Newly discovered Wi-Fi security vulnerabilities collectively known as FragAttacks (fragmentation and aggregation attacks) are impacting all Wi-Fi devices (including computers, smartphones, and smart devices) going back as far as 1997.
Three of these bugs are Wi-Fi 802.11 standard design flaws in the frame aggregation and frame fragmentation functionalities affecting most devices, while others are programing mistakes in Wi-Fi products.

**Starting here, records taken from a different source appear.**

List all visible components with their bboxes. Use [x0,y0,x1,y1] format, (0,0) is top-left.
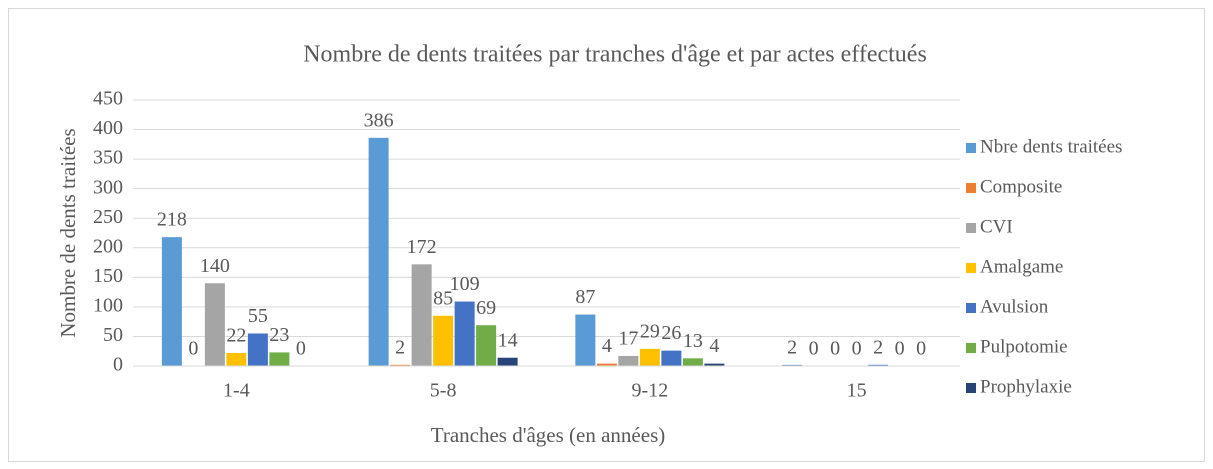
y-tick-label: 0 [113,354,123,376]
bar [390,364,411,366]
legend-label: Pulpotomie [980,336,1068,357]
chart-border [8,8,1205,462]
bar [411,264,432,366]
data-label: 172 [407,236,437,258]
y-tick-label: 250 [93,206,123,228]
bar [618,355,639,366]
legend-swatch [966,223,976,233]
data-label: 2 [787,336,797,358]
data-label: 140 [200,255,230,277]
data-label: 87 [575,286,595,308]
data-label: 55 [248,305,268,327]
bar [433,315,454,366]
chart-title: Nombre de dents traitées par tranches d'… [303,42,927,68]
data-label: 23 [269,324,289,346]
bar [247,333,268,366]
bar [868,364,889,366]
data-label: 218 [157,209,187,231]
y-tick-label: 450 [93,88,123,110]
bar [497,357,518,366]
bar [476,325,497,366]
data-label: 0 [188,338,198,360]
legend-label: CVI [980,216,1013,237]
data-label: 4 [602,335,612,357]
data-label: 29 [640,320,660,342]
x-tick-label: 9-12 [632,380,669,402]
data-label: 0 [916,338,926,360]
legend-swatch [966,303,976,313]
data-label: 0 [852,338,862,360]
data-label: 17 [618,328,638,350]
data-label: 26 [661,322,681,344]
y-tick-label: 350 [93,147,123,169]
y-tick-label: 400 [93,117,123,139]
bar [639,348,660,366]
bar [575,314,596,366]
y-tick-label: 150 [93,265,123,287]
bar [682,358,703,366]
x-axis-title: Tranches d'âges (en années) [431,423,666,447]
bar [368,137,389,366]
legend-swatch [966,383,976,393]
data-label: 4 [709,335,719,357]
data-label: 0 [809,338,819,360]
legend-swatch [966,143,976,153]
bar [704,363,725,366]
data-label: 2 [395,336,405,358]
data-label: 0 [830,338,840,360]
legend-label: Prophylaxie [980,376,1072,397]
legend-label: Avulsion [980,296,1049,317]
bar [226,352,247,366]
y-tick-label: 100 [93,294,123,316]
data-label: 85 [433,287,453,309]
bar [454,301,475,366]
bar [782,364,803,366]
legend-swatch [966,183,976,193]
legend-label: Nbre dents traitées [980,136,1122,157]
bar [661,350,682,366]
legend-label: Amalgame [980,256,1063,277]
y-tick-label: 200 [93,235,123,257]
legend-swatch [966,343,976,353]
data-label: 386 [364,109,394,131]
bar [161,237,182,366]
x-tick-label: 5-8 [430,380,457,402]
data-label: 22 [226,325,246,347]
x-tick-label: 15 [847,380,867,402]
bar [269,352,290,366]
data-label: 109 [450,273,480,295]
bar [596,363,617,366]
legend-swatch [966,263,976,273]
data-label: 13 [683,330,703,352]
data-label: 0 [895,338,905,360]
data-label: 0 [296,338,306,360]
y-tick-label: 300 [93,176,123,198]
y-axis-title: Nombre de dents traitées [56,128,80,337]
legend-label: Composite [980,176,1062,197]
y-tick-label: 50 [103,324,123,346]
data-label: 14 [498,329,518,351]
bar [204,283,225,366]
data-label: 2 [873,336,883,358]
x-tick-label: 1-4 [223,380,250,402]
data-label: 69 [476,297,496,319]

“Experiments indicate that every Wi-Fi product is affected by at least one vulnerability and that most products are affected by several vulnerabilities,” security researcher Mathy Vanhoef (New York University Abu Dhabi), who discovered the FragAttacks bugs, said.
“The discovered vulnerabilities affect all modern security protocols of Wi-Fi, including the latest WPA3 specification. Even the original security protocol of Wi-Fi, called WEP, is affected.
“This means that several of the newly discovered design flaws have been part of Wi-Fi since its release in 1997!,” Vanhoef added.
Attackers abusing these design and implementation flaws have to be in the Wi-Fi range of targeted devices to steal sensitive user data and execute malicious code following successful exploitation, potentially leading to full device takeover.
FragAttacks vulnerabilities’ impact
Luckily, as Vanhoef further found, “the design flaws are hard to abuse because doing so requires user interaction or is only possible when using uncommon network settings.”
However, the programming mistakes behind some of the FragAttacks vulnerabilities are trivial to exploit and would allow attackers to abuse unpatched Wi-Fi products with ease.
FragAttacks CVEs associated with Wi-Fi design flaws include:
CVE-2020-26142: Processing fragmented frames as full frames.
CVE-2020-26141: Not verifying the TKIP MIC of fragmented frames.
The researcher also made a video demo demonstrating how attackers could take over an unpatched Windows 7 system inside a target’s local network.
Security updates already released by some vendors
The Industry Consortium for Advancement of Security on the Internet (ICASI) says that vendors are developing patches for their product to mitigate the FragAttacks bugs.
These security updates have been prepared during a 9-month-long coordinated disclosure process supervised by ICASI and the Wi-Fi Alliance.
“There is no evidence of the vulnerabilities being used against Wi-Fi users maliciously, and these issues are mitigated through routine device updates that enable detection of suspect transmissions or improve adherence to recommended security implementation practices,” the Wi-Fi Alliance said.
“As always, Wi-Fi users should ensure they have installed the latest recommended updates from device manufacturers.”
FragAttacks mitigation
If your device vendor hasn’t yet released security updates addressing the FragAttacks bugs, you can still mitigate some of the attacks.
This can be done by ensuring that all websites and online services you visit use Hypertext Transfer Protocol Secure (HTTPS) protocol (by installing the HTTPS Everywhere web browser extension, for instance.)
Additional mitigation advice available on the FragAttacks website suggests “disabling fragmentation, disabling pairwise rekeys, and disabling dynamic fragmentation in Wi-Fi 6 (802.11ax) devices.”
An open-source tool to determine if access points and Wi-Fi clients on your network are affected by the FragAttacks flaws is also available on GitHub.
During the last four years, Vanhoef also discovered the KRACK and Dragonblood attacks allowing attackers to observe the encrypted network traffic exchanged between connected Wi-Fi devices, crack Wi-Fi network passwords, forge web traffic by injecting malicious packets and steal sensitive information.